A nine-year-old who needs eyes on them every moment just to stay safe gets no Attendant Care Supervision because that service isn’t even considered or assessed until age 10.
These new limits are blunt, rigid, and detached from reality. They don’t reflect the complexity of disability, and they don’t reflect the lived experience of families like mine.
I don’t presume to speak for every parent or member of the disability community, but my 13-year-old son, Caleb, is non-speaking so my voice had to grow louder as his needs demanded it. I don’t take this new role as advocate lightly, and I cannot forget how these services impacted my son’s life at the crucial young ages these new policies most drastically limit.
At just four years old, my son’s severe aggression meant he couldn’t safely be around his twin sister, his absolute best friend. Through Habilitation, skilled providers worked toward rebuilding their bond and teaching him safe play skills. That wasn’t just progress on paper- it gave my daughter her brother back.
At nine, Attendant Care quite literally helped save Caleb’s life when a trained provider recognized and quickly responded to a seizure while I was in the kitchen cooking. Without her, the outcome could have been far worse. That is what Attendant Care provides- eyes, hands, and trained attention no parent can replicate every single hour of every single day.
Without trained aides at my side during those critical years, my son might not still be in our home today. He might have spent far more time in hospitals or even an institution, at great cost to both my family and the state. These policy changes ignore not only human impact, but also fiscal reality. When children lose support in their homes, the state pays far more for crisis care, emergency hospitalizations, or long-term placement.
That is what makes this reversal so outrageous. Just months ago, when Arizona faced a DDD budget crisis, families and loved ones had to fight to protect the disability community. Some Republicans in the legislature pushed hard for a 25% cut to the program and strict guardrails that would have gutted services.
Democrats fought fiercely, families applied immense pressure, and eventually, a bipartisan compromise was reached.
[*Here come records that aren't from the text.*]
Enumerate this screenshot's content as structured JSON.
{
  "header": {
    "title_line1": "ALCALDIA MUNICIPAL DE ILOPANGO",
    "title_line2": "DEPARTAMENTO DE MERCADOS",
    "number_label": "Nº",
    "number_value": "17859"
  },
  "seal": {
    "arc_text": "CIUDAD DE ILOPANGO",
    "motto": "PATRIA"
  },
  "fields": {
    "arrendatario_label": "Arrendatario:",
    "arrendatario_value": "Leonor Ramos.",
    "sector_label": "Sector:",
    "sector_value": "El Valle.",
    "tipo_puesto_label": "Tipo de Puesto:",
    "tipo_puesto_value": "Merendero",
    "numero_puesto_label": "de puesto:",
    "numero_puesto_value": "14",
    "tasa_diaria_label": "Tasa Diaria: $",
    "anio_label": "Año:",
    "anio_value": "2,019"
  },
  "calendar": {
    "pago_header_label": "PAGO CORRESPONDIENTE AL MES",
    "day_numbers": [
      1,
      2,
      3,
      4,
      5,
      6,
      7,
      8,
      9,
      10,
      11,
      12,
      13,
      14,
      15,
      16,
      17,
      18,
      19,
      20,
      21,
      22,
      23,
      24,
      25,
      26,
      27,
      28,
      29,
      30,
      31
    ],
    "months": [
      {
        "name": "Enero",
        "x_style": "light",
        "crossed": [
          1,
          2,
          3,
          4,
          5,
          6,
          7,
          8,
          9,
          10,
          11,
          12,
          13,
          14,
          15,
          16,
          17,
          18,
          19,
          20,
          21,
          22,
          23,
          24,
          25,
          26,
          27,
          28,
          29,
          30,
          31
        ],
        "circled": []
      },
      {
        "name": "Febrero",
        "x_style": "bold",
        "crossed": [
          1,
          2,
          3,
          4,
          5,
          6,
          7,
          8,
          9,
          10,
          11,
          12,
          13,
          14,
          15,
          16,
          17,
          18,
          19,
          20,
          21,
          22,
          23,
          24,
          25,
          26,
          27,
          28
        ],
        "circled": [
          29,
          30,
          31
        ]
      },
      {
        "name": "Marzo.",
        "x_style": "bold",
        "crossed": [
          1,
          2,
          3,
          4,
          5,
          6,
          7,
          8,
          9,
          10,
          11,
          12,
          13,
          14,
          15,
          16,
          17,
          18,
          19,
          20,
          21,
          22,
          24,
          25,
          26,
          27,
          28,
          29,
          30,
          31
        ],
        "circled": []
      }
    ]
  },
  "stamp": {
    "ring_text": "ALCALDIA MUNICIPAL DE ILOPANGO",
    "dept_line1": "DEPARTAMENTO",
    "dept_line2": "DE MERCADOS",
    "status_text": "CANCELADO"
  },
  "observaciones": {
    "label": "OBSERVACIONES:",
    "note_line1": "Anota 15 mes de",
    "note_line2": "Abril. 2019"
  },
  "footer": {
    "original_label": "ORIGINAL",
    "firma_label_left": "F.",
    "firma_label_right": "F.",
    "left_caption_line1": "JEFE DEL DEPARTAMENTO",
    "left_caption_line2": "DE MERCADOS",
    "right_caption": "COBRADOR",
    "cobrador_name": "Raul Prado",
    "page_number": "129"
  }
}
It wasn’t perfect, but it kept kids safe, the program funded, and services intact.
Now, just months later, it is the Democratic governor’s own administration- through executive agencies- that has signed off on policies that are even more devastating. Services that keep children safe, stable, and at home are being capped by age, not by need. The same leaders who celebrated defending children with disabilities in the spring are now permitting their agencies to abandon the most vulnerable.
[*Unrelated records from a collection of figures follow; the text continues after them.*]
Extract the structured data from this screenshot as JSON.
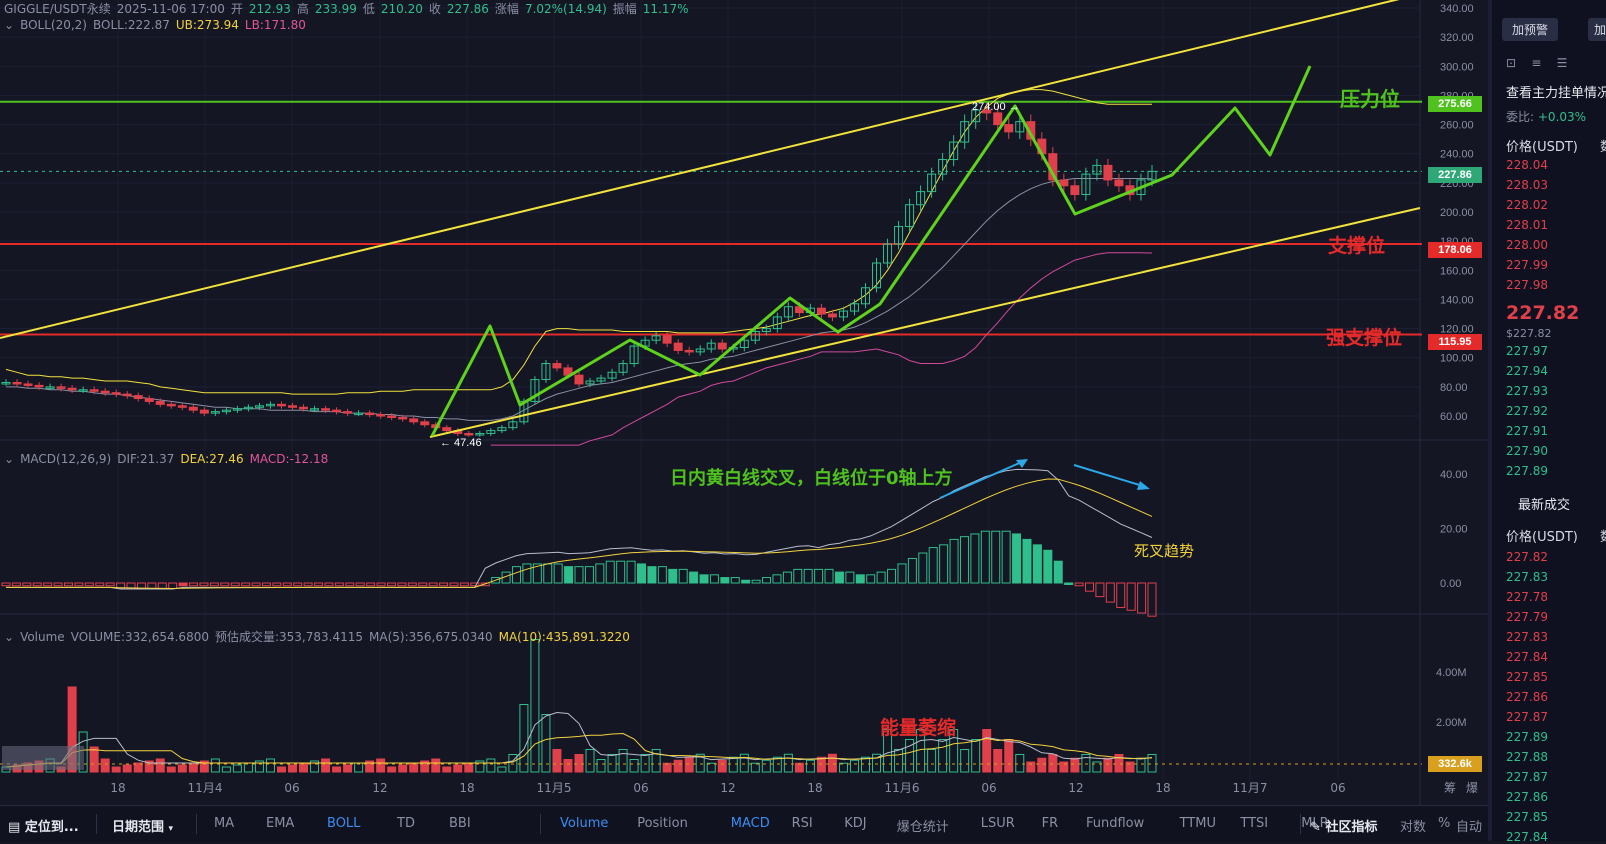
{
  "header": {
    "symbol": "GIGGLE/USDT永续",
    "datetime": "2025-11-06 17:00",
    "open_label": "开",
    "open": "212.93",
    "high_label": "高",
    "high": "233.99",
    "low_label": "低",
    "low": "210.20",
    "close_label": "收",
    "close": "227.86",
    "change_label": "涨幅",
    "change": "7.02%(14.94)",
    "amp_label": "振幅",
    "amp": "11.17%"
  },
  "boll_header": {
    "name": "BOLL(20,2)",
    "boll": "BOLL:222.87",
    "ub": "UB:273.94",
    "lb": "LB:171.80"
  },
  "macd_header": {
    "name": "MACD(12,26,9)",
    "dif": "DIF:21.37",
    "dea": "DEA:27.46",
    "macd": "MACD:-12.18"
  },
  "vol_header": {
    "name": "Volume",
    "volume": "VOLUME:332,654.6800",
    "est": "预估成交量:353,783.4115",
    "ma5": "MA(5):356,675.0340",
    "ma10": "MA(10):435,891.3220"
  },
  "annotations": {
    "resistance": "压力位",
    "support": "支撑位",
    "strong_support": "强支撑位",
    "macd_note": "日内黄白线交叉，白线位于0轴上方",
    "death_cross": "死叉趋势",
    "volume_note": "能量萎缩",
    "high_marker": "274.00",
    "low_marker": "47.46"
  },
  "price_boxes": {
    "resistance": "275.66",
    "current": "227.86",
    "support": "178.06",
    "strong_support": "115.95",
    "volume_current": "332.6k"
  },
  "colors": {
    "up": "#2fbf8c",
    "down": "#e0404a",
    "trend": "#f2e23c",
    "wave": "#5fd21e",
    "resistance": "#4fc21e",
    "support": "#e52a2a"
  },
  "right_panel": {
    "alert_btn": "加预警",
    "alert_btn2": "加自",
    "orderbook_title": "查看主力挂单情况",
    "ratio_label": "委比:",
    "ratio": "+0.03%",
    "price_col": "价格(USDT)",
    "qty_col": "数",
    "asks": [
      "228.04",
      "228.03",
      "228.02",
      "228.01",
      "228.00",
      "227.99",
      "227.98"
    ],
    "last_price": "227.82",
    "last_price_sub": "$227.82",
    "bids": [
      "227.97",
      "227.94",
      "227.93",
      "227.92",
      "227.91",
      "227.90",
      "227.89"
    ],
    "trades_title": "最新成交",
    "trades_price_col": "价格(USDT)",
    "trades_qty_col": "数",
    "trades": [
      "227.82",
      "227.83",
      "227.78",
      "227.79",
      "227.83",
      "227.84",
      "227.85",
      "227.86",
      "227.87",
      "227.89",
      "227.88",
      "227.87",
      "227.86",
      "227.85",
      "227.84"
    ]
  },
  "toolbar": {
    "locate": "定位到...",
    "range": "日期范围",
    "indicators_main": [
      "MA",
      "EMA",
      "BOLL",
      "TD",
      "BBI"
    ],
    "indicators_sub": [
      "Volume",
      "Position",
      "MACD",
      "RSI",
      "KDJ",
      "爆仓统计",
      "LSUR",
      "FR",
      "Fundflow",
      "TTMU",
      "TTSI",
      "MLR"
    ],
    "community": "社区指标",
    "log": "对数",
    "percent": "%",
    "auto": "自动",
    "chip": "筹",
    "burst": "爆"
  },
  "chart_data": [
    {
      "type": "candlestick",
      "title": "GIGGLE/USDT永续",
      "interval_note": "hourly candles",
      "y_ticks": [
        340,
        320,
        300,
        280,
        260,
        240,
        220,
        200,
        180,
        160,
        140,
        120,
        100,
        80,
        60
      ],
      "x_ticks": [
        "18",
        "11月4",
        "06",
        "12",
        "18",
        "11月5",
        "06",
        "12",
        "18",
        "11月6",
        "06",
        "12",
        "18",
        "11月7",
        "06"
      ],
      "ylim": [
        40,
        345
      ],
      "horizontal_levels": [
        {
          "name": "压力位",
          "value": 275.66
        },
        {
          "name": "支撑位",
          "value": 178.06
        },
        {
          "name": "强支撑位",
          "value": 115.95
        }
      ],
      "current_price": 227.86,
      "candles_close": [
        83,
        82,
        81,
        80,
        80,
        79,
        78,
        78,
        77,
        76,
        75,
        74,
        72,
        70,
        68,
        67,
        66,
        64,
        62,
        63,
        64,
        65,
        66,
        67,
        68,
        67,
        66,
        65,
        65,
        64,
        63,
        62,
        62,
        61,
        60,
        59,
        58,
        56,
        54,
        52,
        50,
        48,
        47.5,
        48,
        50,
        52,
        56,
        70,
        85,
        96,
        93,
        88,
        82,
        84,
        86,
        90,
        96,
        108,
        112,
        115,
        110,
        105,
        104,
        106,
        110,
        106,
        107,
        112,
        118,
        120,
        128,
        135,
        131,
        134,
        130,
        128,
        132,
        137,
        148,
        165,
        178,
        190,
        205,
        214,
        226,
        236,
        248,
        262,
        270,
        268,
        260,
        255,
        262,
        250,
        240,
        222,
        218,
        212,
        226,
        232,
        222,
        218,
        212,
        222,
        227.86
      ],
      "boll_ub": [
        92,
        90,
        88,
        88,
        87,
        87,
        86,
        86,
        85,
        84,
        84,
        84,
        83,
        82,
        80,
        79,
        78,
        77,
        76,
        76,
        76,
        76,
        76,
        76,
        76,
        76,
        75,
        75,
        75,
        75,
        75,
        76,
        76,
        76,
        77,
        77,
        77,
        78,
        78,
        78,
        78,
        78,
        78,
        78,
        78,
        80,
        85,
        95,
        108,
        118,
        120,
        120,
        119,
        119,
        119,
        119,
        118,
        118,
        118,
        118,
        118,
        117,
        117,
        117,
        117,
        117,
        118,
        119,
        120,
        121,
        123,
        125,
        127,
        129,
        130,
        132,
        134,
        138,
        143,
        150,
        160,
        172,
        186,
        200,
        214,
        228,
        242,
        255,
        265,
        272,
        278,
        281,
        283,
        284,
        284,
        283,
        281,
        279,
        277,
        275,
        274,
        274,
        274,
        274,
        273.9
      ],
      "boll_mid": [
        80,
        80,
        79,
        79,
        78,
        78,
        77,
        77,
        76,
        75,
        75,
        74,
        73,
        72,
        71,
        70,
        69,
        68,
        67,
        66,
        66,
        65,
        65,
        65,
        64,
        64,
        64,
        64,
        63,
        63,
        63,
        62,
        62,
        62,
        61,
        61,
        60,
        60,
        59,
        59,
        58,
        58,
        57,
        57,
        57,
        58,
        60,
        64,
        68,
        72,
        75,
        77,
        79,
        81,
        82,
        83,
        85,
        87,
        89,
        91,
        93,
        95,
        96,
        97,
        99,
        100,
        101,
        103,
        105,
        107,
        109,
        111,
        113,
        115,
        117,
        118,
        119,
        121,
        124,
        128,
        132,
        137,
        142,
        148,
        155,
        162,
        170,
        178,
        186,
        194,
        201,
        207,
        212,
        216,
        219,
        221,
        222,
        223,
        223,
        223,
        223,
        223,
        223,
        223,
        222.87
      ],
      "boll_lb": [
        null,
        null,
        null,
        null,
        null,
        null,
        null,
        null,
        null,
        null,
        null,
        null,
        null,
        null,
        null,
        null,
        null,
        null,
        null,
        null,
        null,
        null,
        null,
        null,
        null,
        null,
        null,
        null,
        null,
        null,
        null,
        null,
        null,
        null,
        null,
        null,
        null,
        null,
        null,
        null,
        null,
        null,
        null,
        null,
        null,
        null,
        null,
        null,
        null,
        null,
        null,
        null,
        null,
        null,
        null,
        null,
        null,
        null,
        null,
        null,
        null,
        null,
        null,
        null,
        null,
        null,
        null,
        null,
        null,
        null,
        null,
        null,
        null,
        null,
        null,
        null,
        null,
        null,
        null,
        null,
        null,
        null,
        null,
        null,
        null,
        null,
        null,
        null,
        null,
        null,
        null,
        null,
        null,
        null,
        null,
        null,
        null,
        null,
        null,
        null,
        null,
        null,
        null,
        null,
        171.8
      ]
    },
    {
      "type": "bar",
      "title": "MACD(12,26,9)",
      "y_ticks": [
        40,
        20,
        0
      ],
      "macd_hist": [
        -1,
        -1,
        -1,
        -1,
        -1,
        -1,
        -1,
        -1,
        -1,
        -1,
        -1,
        -2,
        -2,
        -2,
        -2,
        -2,
        -2,
        -1,
        -1,
        -1,
        -1,
        -1,
        -1,
        -1,
        -1,
        -1,
        -1,
        -1,
        -1,
        -1,
        -1,
        -1,
        -1,
        -1,
        -1,
        -1,
        -1,
        -1,
        -1,
        -1,
        -1,
        -1,
        -1,
        -1,
        -1,
        -1,
        -1,
        2,
        4,
        6,
        7,
        7,
        7,
        7,
        6,
        6,
        6,
        7,
        8,
        8,
        8,
        7,
        6,
        6,
        5,
        5,
        4,
        3,
        3,
        2,
        2,
        1,
        1,
        2,
        3,
        4,
        5,
        5,
        5,
        5,
        4,
        4,
        3,
        3,
        4,
        5,
        7,
        9,
        11,
        13,
        14,
        16,
        17,
        18,
        19,
        19,
        19,
        18,
        16,
        14,
        12,
        8,
        0,
        -1,
        -3,
        -5,
        -7,
        -9,
        -10,
        -11,
        -12.18
      ]
    },
    {
      "type": "bar",
      "title": "Volume",
      "y_ticks": [
        "4.00M",
        "2.00M"
      ],
      "current": "332.6k"
    }
  ]
}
Budgets matter. Sustainability matters. Families know this- we balance and juggle priorities every day. But abandoning children who need significant assistance just to stay safe and build the skills to survive is neither sustainable nor responsible. It is shortsighted, cruel, and fiscally reckless.
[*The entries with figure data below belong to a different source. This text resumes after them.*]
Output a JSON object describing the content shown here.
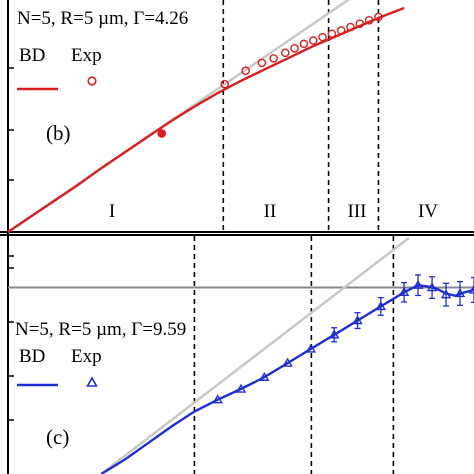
{
  "chart_data": [
    {
      "panel_label": "(b)",
      "type": "line",
      "legend": {
        "title": "N=5, R=5 µm, Γ=4.26",
        "entries": [
          "BD",
          "Exp"
        ]
      },
      "colors": {
        "bd": "#d42020",
        "exp": "#d42020",
        "guide": "#c8c8c8"
      },
      "axes": {
        "x_scale": "log",
        "y_scale": "log",
        "ticks_labeled": false
      },
      "regimes": [
        "I",
        "II",
        "III",
        "IV"
      ],
      "regime_boundaries": [
        0.462,
        0.688,
        0.795
      ],
      "series": [
        {
          "name": "BD",
          "x": [
            0.0,
            0.05,
            0.1,
            0.15,
            0.2,
            0.25,
            0.3,
            0.35,
            0.4,
            0.45,
            0.5,
            0.55,
            0.6,
            0.65,
            0.7,
            0.75,
            0.8,
            0.85
          ],
          "y": [
            0.0,
            0.07,
            0.14,
            0.21,
            0.285,
            0.355,
            0.425,
            0.495,
            0.56,
            0.62,
            0.675,
            0.725,
            0.775,
            0.825,
            0.87,
            0.915,
            0.96,
            1.0
          ]
        },
        {
          "name": "Exp",
          "x": [
            0.33,
            0.465,
            0.51,
            0.545,
            0.57,
            0.595,
            0.615,
            0.635,
            0.655,
            0.675,
            0.695,
            0.715,
            0.735,
            0.755,
            0.775,
            0.795
          ],
          "y": [
            0.44,
            0.66,
            0.72,
            0.755,
            0.775,
            0.8,
            0.82,
            0.84,
            0.855,
            0.87,
            0.885,
            0.9,
            0.915,
            0.93,
            0.945,
            0.96
          ]
        },
        {
          "name": "guide",
          "x": [
            0.0,
            0.93
          ],
          "y": [
            0.0,
            1.32
          ]
        }
      ]
    },
    {
      "panel_label": "(c)",
      "type": "line",
      "legend": {
        "title": "N=5, R=5 µm, Γ=9.59",
        "entries": [
          "BD",
          "Exp"
        ]
      },
      "colors": {
        "bd": "#1f2fd4",
        "exp": "#1f2fd4",
        "guide": "#c8c8c8",
        "plateau": "#888888"
      },
      "axes": {
        "x_scale": "log",
        "y_scale": "log",
        "ticks_labeled": false
      },
      "regime_boundaries": [
        0.4,
        0.651,
        0.827
      ],
      "plateau": 0.79,
      "series": [
        {
          "name": "BD",
          "x": [
            0.2,
            0.25,
            0.3,
            0.35,
            0.4,
            0.45,
            0.5,
            0.55,
            0.6,
            0.65,
            0.7,
            0.75,
            0.8,
            0.85,
            0.88,
            0.9,
            0.92,
            0.94,
            0.96,
            0.98,
            1.0
          ],
          "y": [
            0.0,
            0.06,
            0.13,
            0.2,
            0.265,
            0.315,
            0.36,
            0.41,
            0.47,
            0.53,
            0.59,
            0.65,
            0.71,
            0.77,
            0.8,
            0.795,
            0.785,
            0.765,
            0.755,
            0.77,
            0.78
          ]
        },
        {
          "name": "Exp",
          "x": [
            0.45,
            0.5,
            0.55,
            0.6,
            0.65,
            0.7,
            0.75,
            0.8,
            0.85,
            0.88,
            0.91,
            0.94,
            0.97,
            1.0
          ],
          "y": [
            0.315,
            0.36,
            0.41,
            0.47,
            0.53,
            0.59,
            0.65,
            0.71,
            0.77,
            0.8,
            0.79,
            0.76,
            0.765,
            0.78
          ]
        },
        {
          "name": "guide",
          "x": [
            0.2,
            0.86
          ],
          "y": [
            0.0,
            1.0
          ]
        }
      ]
    }
  ]
}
We are not asking for the impossible. We are asking for compromise:
- Delay the execution of changes so families can establish safe alternatives.
- Delay changes to Habilitation until that policy is tested and reviewed- especially since age caps were
never included in the public draft for comment or review. - Create an enhanced assessment or exception option for children with needs that these assessments
do not meet, so they can receive the services their lives depend on.
Legislators were compelled to the table in the spring, and they eventually listened. Now we need Governor Hobbs and her agencies to do the same. Arizona cannot balance its budget on the backs of its most vulnerable children. We are willing to come to the table again. The question is, are our leaders willing to join us?